Chicago – Kraft Foods Inc., the nation’s largest food manufacturer, said Monday it would eliminate 8,000 more jobs, or about 8 percent of its workforce, and close up to 20 production plants as it broadens an ongoing restructuring effort.
Kraft said the cuts would save an additional $700 million in annual costs, on top of a targeted $450 million in savings it had hoped to achieve through a restructuring that began in January 2004.
Northfield, Ill.-based Kraft already had announced closures of 19 production facilities and the elimination of 5,500 jobs. Kraft said Monday that those efforts are on track but that it is expanding the restructuring plans to include more cuts.
The company intends to close plants in Broadmeadows, Victoria, Australia, and Hoover, Ala., but did not announce other facilities it plans to close. Kraft also said it would trim 10 percent of its brand portfolio.
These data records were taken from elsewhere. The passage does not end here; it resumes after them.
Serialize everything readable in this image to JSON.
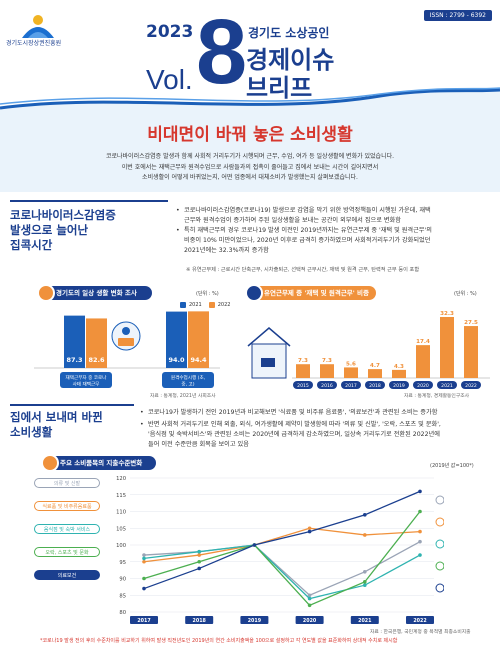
{
  "header": {
    "org_name": "경기도시장상권진흥원",
    "year": "2023",
    "vol_label": "Vol.",
    "vol_number": "8",
    "subtitle": "경기도 소상공인",
    "title_line1": "경제이슈",
    "title_line2": "브리프",
    "issn": "ISSN : 2799 - 6392"
  },
  "headline": "비대면이 바꿔 놓은 소비생활",
  "intro": [
    "코로나바이러스감염증 발생과 함께 사회적 거리두기가 시행되며 근무, 수업, 여가 등 일상생활에 변화가 있었습니다.",
    "이번 호에서는 재택근무와 원격수업으로 사람들과의 접촉이 줄어들고 집에서 보내는 시간이 길어지면서",
    "소비생활이 어떻게 바뀌었는지, 어떤 업종에서 대체소비가 발생했는지 살펴보겠습니다."
  ],
  "section1": {
    "title_line1": "코로나바이러스감염증",
    "title_line2": "발생으로 늘어난",
    "title_line3": "집콕시간",
    "bullets": [
      [
        "코로나바이러스감염증(코로나19) 발생으로 감염을 막기 위한 방역정책들이 시행된 가운데, 재택",
        "근무와 원격수업이 증가하여 주된 일상생활을 보내는 공간이 외부에서 집으로 변화함"
      ],
      [
        "특히 재택근무의 경우 코로나19 발생 이전인 2019년까지는 유연근무제 중 '재택 및 원격근무'의",
        "비중이 10% 미만이었으나, 2020년 이후로 급격히 증가하였으며 사회적거리두기가 강화되었던",
        "2021년에는 32.3%까지 증가함"
      ]
    ],
    "note": "※ 유연근무제 : 근로시간 단축근무, 시차출퇴근, 선택적 근무시간, 재택 및 원격 근무, 탄력적 근무 등이 포함"
  },
  "chart1": {
    "header": "경기도의 일상 생활 변화 조사",
    "unit": "(단위 : %)",
    "legend": [
      "2021",
      "2022"
    ],
    "source": "자료 : 통계청, 2021년 사회조사"
  },
  "chart2": {
    "header": "유연근무제 중 '재택 및 원격근무' 비중",
    "unit": "(단위 : %)",
    "source": "자료 : 통계청, 경제활동인구조사"
  },
  "section2": {
    "title_line1": "집에서 보내며 바뀐",
    "title_line2": "소비생활",
    "bullets": [
      [
        "코로나19가 발생하기 전인 2019년과 비교해보면 '식료품 및 비주류 음료품', '의료보건'과 관련된 소비는 증가함"
      ],
      [
        "반면 사회적 거리두기로 인해 외출, 외식, 여가생활에 제약이 발생함에 따라 '의류 및 신발', '오락, 스포츠 및 문화',",
        "'음식점 및 숙박서비스'와 관련된 소비는 2020년에 급격하게 감소하였으며, 일상속 거리두기로 전환된 2022년에",
        "들어 이전 수준만큼 회복을 보이고 있음"
      ]
    ]
  },
  "chart3": {
    "header": "주요 소비품목의 지출수준변화",
    "unit": "(2019년 값=100*)",
    "source": "자료 : 한국은행, 국민계정 중 목적별 최종소비지출"
  },
  "footnote": "*코로나19 발생 전의 후의 수준차이를 비교하기 위하여 발생 직전년도인 2019년의 연간 소비지출액을 100으로 설정하고 각 연도별 값을 표준화하여 상대적 수치로 제시함",
  "chart_data": [
    {
      "type": "bar",
      "title": "경기도의 일상 생활 변화 조사",
      "categories": [
        "재택근무자 중 코로나 사태 재택근무",
        "원격수업시행 (초, 중, 고)"
      ],
      "series": [
        {
          "name": "2021",
          "values": [
            87.3,
            94.0
          ],
          "color": "#1b5fb8"
        },
        {
          "name": "2022",
          "values": [
            82.6,
            94.4
          ],
          "color": "#f0913b"
        }
      ],
      "ylabel": "(단위 : %)"
    },
    {
      "type": "bar",
      "title": "유연근무제 중 '재택 및 원격근무' 비중",
      "categories": [
        "2015",
        "2016",
        "2017",
        "2018",
        "2019",
        "2020",
        "2021",
        "2022"
      ],
      "values": [
        7.3,
        7.3,
        5.6,
        4.7,
        4.3,
        17.4,
        32.3,
        27.5
      ],
      "colors": [
        "#f0913b",
        "#f0913b",
        "#f0913b",
        "#f0913b",
        "#f0913b",
        "#f0913b",
        "#f0913b",
        "#f0913b"
      ],
      "ylabel": "(단위 : %)",
      "ylim": [
        0,
        36
      ]
    },
    {
      "type": "line",
      "title": "주요 소비품목의 지출수준변화",
      "x": [
        "2017",
        "2018",
        "2019",
        "2020",
        "2021",
        "2022"
      ],
      "series": [
        {
          "name": "의류 및 신발",
          "values": [
            97,
            98,
            100,
            85,
            92,
            101
          ],
          "color": "#9aa4b6"
        },
        {
          "name": "식료품 및 비주류음료품",
          "values": [
            95,
            97,
            100,
            105,
            103,
            104
          ],
          "color": "#f0913b"
        },
        {
          "name": "음식점 및 숙박 서비스",
          "values": [
            96,
            98,
            100,
            84,
            88,
            97
          ],
          "color": "#2fb3b0"
        },
        {
          "name": "오락, 스포츠 및 문화",
          "values": [
            90,
            95,
            100,
            82,
            89,
            110
          ],
          "color": "#4caf50"
        },
        {
          "name": "의료보건",
          "values": [
            87,
            93,
            100,
            104,
            109,
            116
          ],
          "color": "#1b3f8f"
        }
      ],
      "ylim": [
        80,
        120
      ],
      "yticks": [
        80,
        85,
        90,
        95,
        100,
        105,
        110,
        115,
        120
      ]
    }
  ]
}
The additional cuts would cost the company $2.5 billion, bringing the total cost of its restructuring to $3.7 billion, Kraft said.
The maker of Kraft cheese, Nabisco crackers, Oscar Meyer meats and Post cereals announced the moves while reporting fourth-quarter earnings that beat analysts’ expectations. Earnings for the October-December period totaled $773 million (46 cents a share), up from $628 million (37 cents a share) a year earlier. Revenue rose to $9.66 billion, from $8.78 billion a year ago.